## Monday, June 26, 2017

### Wu-Yang monopole: numerical calculation

I have been reading the paper by Wu and Yang [1] in which they find the famous Wu-Yang monopole. In the paper there are solutions for three types of monopoles: one has an analytical form, which is the one most often quoted, but there are also two other monopoles with numerical solution only. In this post I use Python/numpy to perform numerical analysis on the latter solution.

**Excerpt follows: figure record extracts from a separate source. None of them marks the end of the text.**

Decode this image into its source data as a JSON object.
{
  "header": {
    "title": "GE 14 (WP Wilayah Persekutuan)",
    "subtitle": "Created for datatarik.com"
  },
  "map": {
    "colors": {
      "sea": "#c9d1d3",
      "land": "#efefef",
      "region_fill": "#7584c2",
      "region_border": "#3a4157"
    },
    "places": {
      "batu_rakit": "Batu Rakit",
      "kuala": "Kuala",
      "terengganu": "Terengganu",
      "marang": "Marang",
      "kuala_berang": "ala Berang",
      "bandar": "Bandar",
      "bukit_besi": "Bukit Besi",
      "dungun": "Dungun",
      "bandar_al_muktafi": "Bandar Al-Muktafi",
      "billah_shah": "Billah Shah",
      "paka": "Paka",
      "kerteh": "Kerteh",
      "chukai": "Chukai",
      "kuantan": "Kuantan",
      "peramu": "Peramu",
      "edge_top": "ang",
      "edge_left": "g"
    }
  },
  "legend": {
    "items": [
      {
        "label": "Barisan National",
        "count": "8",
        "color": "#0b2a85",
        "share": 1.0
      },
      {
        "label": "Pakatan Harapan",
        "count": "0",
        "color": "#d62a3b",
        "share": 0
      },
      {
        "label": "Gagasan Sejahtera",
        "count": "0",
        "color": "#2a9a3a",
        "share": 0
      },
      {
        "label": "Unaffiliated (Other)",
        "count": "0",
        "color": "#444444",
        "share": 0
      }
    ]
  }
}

I use the same notation as in [1].
Wu and Yang obtain the following system of ordinary differential equations \begin{align} \frac{d\Phi}{d \xi} &= \psi\label{eq:20170625a}\\ \frac{d\psi}{d \xi} &= \psi + \Phi(\Phi^2-1)\label{eq:20170626a} \end{align} Here $\xi$ is given by $r = e^{\xi}$, with $r$ the distance to the origin. The right-hand side of \eqref{eq:20170625a}-\eqref{eq:20170626a} defines the vector field ($d\Phi/d\xi, d\psi/d\xi)$ in the $(\Phi, \psi)$ plane. Its integral curves can be seen in the next figure
 The integral curves of the vector field defined by \eqref{eq:20170625a}-\eqref{eq:20170626a}. The stationary points are marked in red.
I calculate the integral curve from the point $(\Phi,\psi) = (0,0)$ to $(1,0)$ using the numpy function solve_bvp [2].
 The integral curves of the vector field defined by \eqref{eq:20170625a}-\eqref{eq:20170626a}. The integral curve from the stationary point $(0,0)$ to $(1,0)$ is added in red.
$\Phi(\xi)$ can be seen in the next graph. One sees that $\Phi(\xi) \to 0$ for $\xi \to -\infty$ and $\Phi(\xi) \to 1$ for $\xi \to +\infty$
In the rest of this post I reproduce part of Table 1 in [1].
Notice that if $(\Phi(\xi),\psi(\xi) )$ is a solution of \eqref{eq:20170625a}-\eqref{eq:20170626a}, then $(\Phi(\xi- \xi_0),\psi(\xi-\xi_0) )$ with $\xi_0$ a constant is also a solution. Translating to the $r$ coordinate, this means that if $\Phi(r)$ is a solution, the rescaled function $\Phi(r/c)$ is also a solution. Wu and Yang provide a table with numerical results on the function $\Phi(r)$ with asymptotic behaviour $\Phi(r) = 1 - 1/r +O(1/r^2)$ for $r \to \infty$. The solution plotted above has $\Phi(r) = 1 - c/r+O(1/r^2)$ for $r \to \infty$ with $c = 0.6233$ [3]. If I rescale my solution with $c$, I get the following table.

$\xi$ $r/c$ $\Phi(r/c)$
5.066 9.880e+01 9.898e-01
2.866 1.095e+01 9.136e-01
1.666 3.297e+00 7.508e-01
0.566 1.098e+00 4.583e-01
-2.317 6.141e-02 -9.229e-02
-5.954 1.617e-03 1.498e-02
-9.583 4.296e-05 -2.442e-03

This agrees well with the results in Table 1 of Wu and Yang. I have not compared smaller values of $r$ because I have approximated the infinite interval $-\infty < \xi < + \infty$ by $-12\le \xi \le 8$.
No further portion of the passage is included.